英文:
Extract distinct graph-linked values from two columns
问题
output
1
5
2
4
8
英文:
ColumnA | CoumnB |
---|---|
1 | 5 |
2 | 1 |
3 | 10 |
4 | 8 |
1 | 4 |
1 | 5 |
2 | 5 |
In this,
- 1 is link with 5
- 5 is link with 2
- 2 is link with 1
- 1 is link with 4
- 4 is link with 8
- 1 is link with 5
- 5 is link with 2
So the output what I want is distinct values that are linked with each other
output |
---|
1 |
5 |
2 |
4 |
8 |
答案1
得分: 1
以下是翻译好的内容:
第一段代码:
一种试图解决这个问题的方法是以下步骤:
- 提取不同的配对组合
- 计算第一列数值的频率
- 提取每个第一列出现超过一次或在第二列中至少出现一次的配对
- 将数据线性化
每个步骤都在一个单独的公共表达式(CTE)中完成。
WITH cte AS (
SELECT DISTINCT LEAST(ColumnA, ColumnB) AS col1,
GREATEST(ColumnA, ColumnB) AS col2
FROM tab
), cte2 AS (
SELECT col1, col2,
COUNT(col1) OVER(PARTITION BY col1) AS cnt_col1
FROM cte t1
), cte3 AS (
SELECT * FROM cte2 WHERE cnt_col1 > 1
OR EXISTS(SELECT 1 FROM cte2 t2 WHERE cte2.col1 = t2.col2)
)
SELECT col1 FROM cte3 UNION SELECT col2 FROM cte3
第二段代码:
如果您需要从特定索引开始,并且正在寻找图中所有链接节点,您需要使用递归查询:
- 基本步骤:提取特定id的<ColumnA, ColumnB>的唯一记录
- 递归步骤:提取cte.ColumnB = tab.ColumnA上连续的记录。
然后只需要在输出中收集ColumnB的不同值。在以下情况中,ColumnA = 1,如果您想更改它,需要更改基本步骤的筛选条件中的值 WHERE LEAST(ColumnA, ColumnB) = <your_value>
。
WITH cte AS (
SELECT DISTINCT LEAST(ColumnA, ColumnB) AS ColumnA,
GREATEST(ColumnA, ColumnB) AS ColumnB
FROM tab
WHERE LEAST(ColumnA, ColumnB) = 1
UNION ALL
SELECT tab.ColumnA, tab.ColumnB
FROM cte
INNER JOIN tab
ON cte.ColumnB = tab.ColumnA
)
SELECT DISTINCT ColumnB FROM cte
输出(对于id = 1):
col1 |
---|
1 |
2 |
4 |
5 |
8 |
在此处查看演示链接。
英文:
One approach that attempts to solve this problem is the following:
- extract distinct combinations of your pairs
- count the frequency of first column values
- extract each pairs whose first column appears more than once, or that appears in the second column at least once
- linearize your data
Each of these steps is done in a separate cte.
WITH cte AS (
SELECT DISTINCT LEAST(ColumnA, ColumnB) AS col1,
GREATEST(ColumnA, ColumnB) AS col2
FROM tab
), cte2 AS (
SELECT col1, col2,
COUNT(col1) OVER(PARTITION BY col1) AS cnt_col1
FROM cte t1
), cte3 AS (
SELECT * FROM cte2 WHERE cnt_col1 > 1
OR EXISTS(SELECT 1 FROM cte2 t2 WHERE cte2.col1 = t2.col2)
)
SELECT col1 FROM cte3 UNION SELECT col2 FROM cte3
If you instead need to begin from a specific index and are looking for all linked nodes in the graph, you need a recursive query:
- Base step: extracts unique records of <ColumnA, ColumnB> for a specific id
- Recursive step: extracts consecutive records on cte.ColumnB = tab.ColumnA.

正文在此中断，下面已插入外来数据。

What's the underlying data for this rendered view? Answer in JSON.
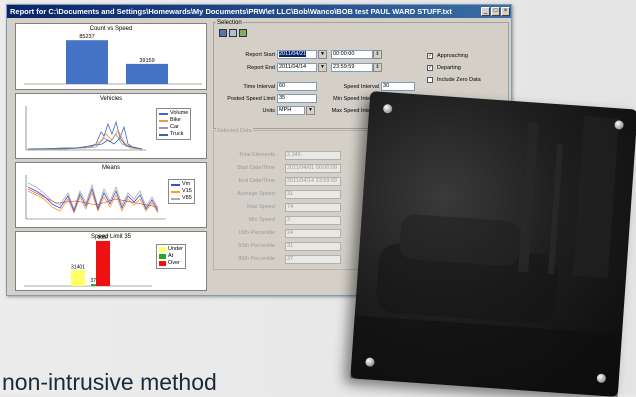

Then it's just sufficient to gather distinct values of ColumnB in the output. In the following case ColumnA = 1, if you want to change it, you need to change the value in the filtering condition of the base step WHERE LEAST(ColumnA, ColumnB) = <your_value>
WITH cte AS (
SELECT DISTINCT LEAST(ColumnA, ColumnB) AS ColumnA,
GREATEST(ColumnA, ColumnB) AS ColumnB
FROM tab
WHERE LEAST(ColumnA, ColumnB) = 1
UNION ALL
SELECT tab.ColumnA, tab.ColumnB
FROM cte
INNER JOIN tab
ON cte.ColumnB = tab.ColumnA
)
SELECT DISTINCT ColumnB FROM cte
Output (for id = 1):
col1 |
---|
1 |
2 |
4 |
5 |
8 |
Check the demo here.
答案2
得分: 0
以下是您要翻译的代码部分:
我猜以下是您要查找的内容,但我认为您的示例数据在期望的输出方面不正确:
DROP TABLE IF EXISTS #TempTable
CREATE TABLE #TempTable (
ColumnA INT,
ColumnB INT
)
INSERT INTO #TempTable (ColumnA, ColumnB)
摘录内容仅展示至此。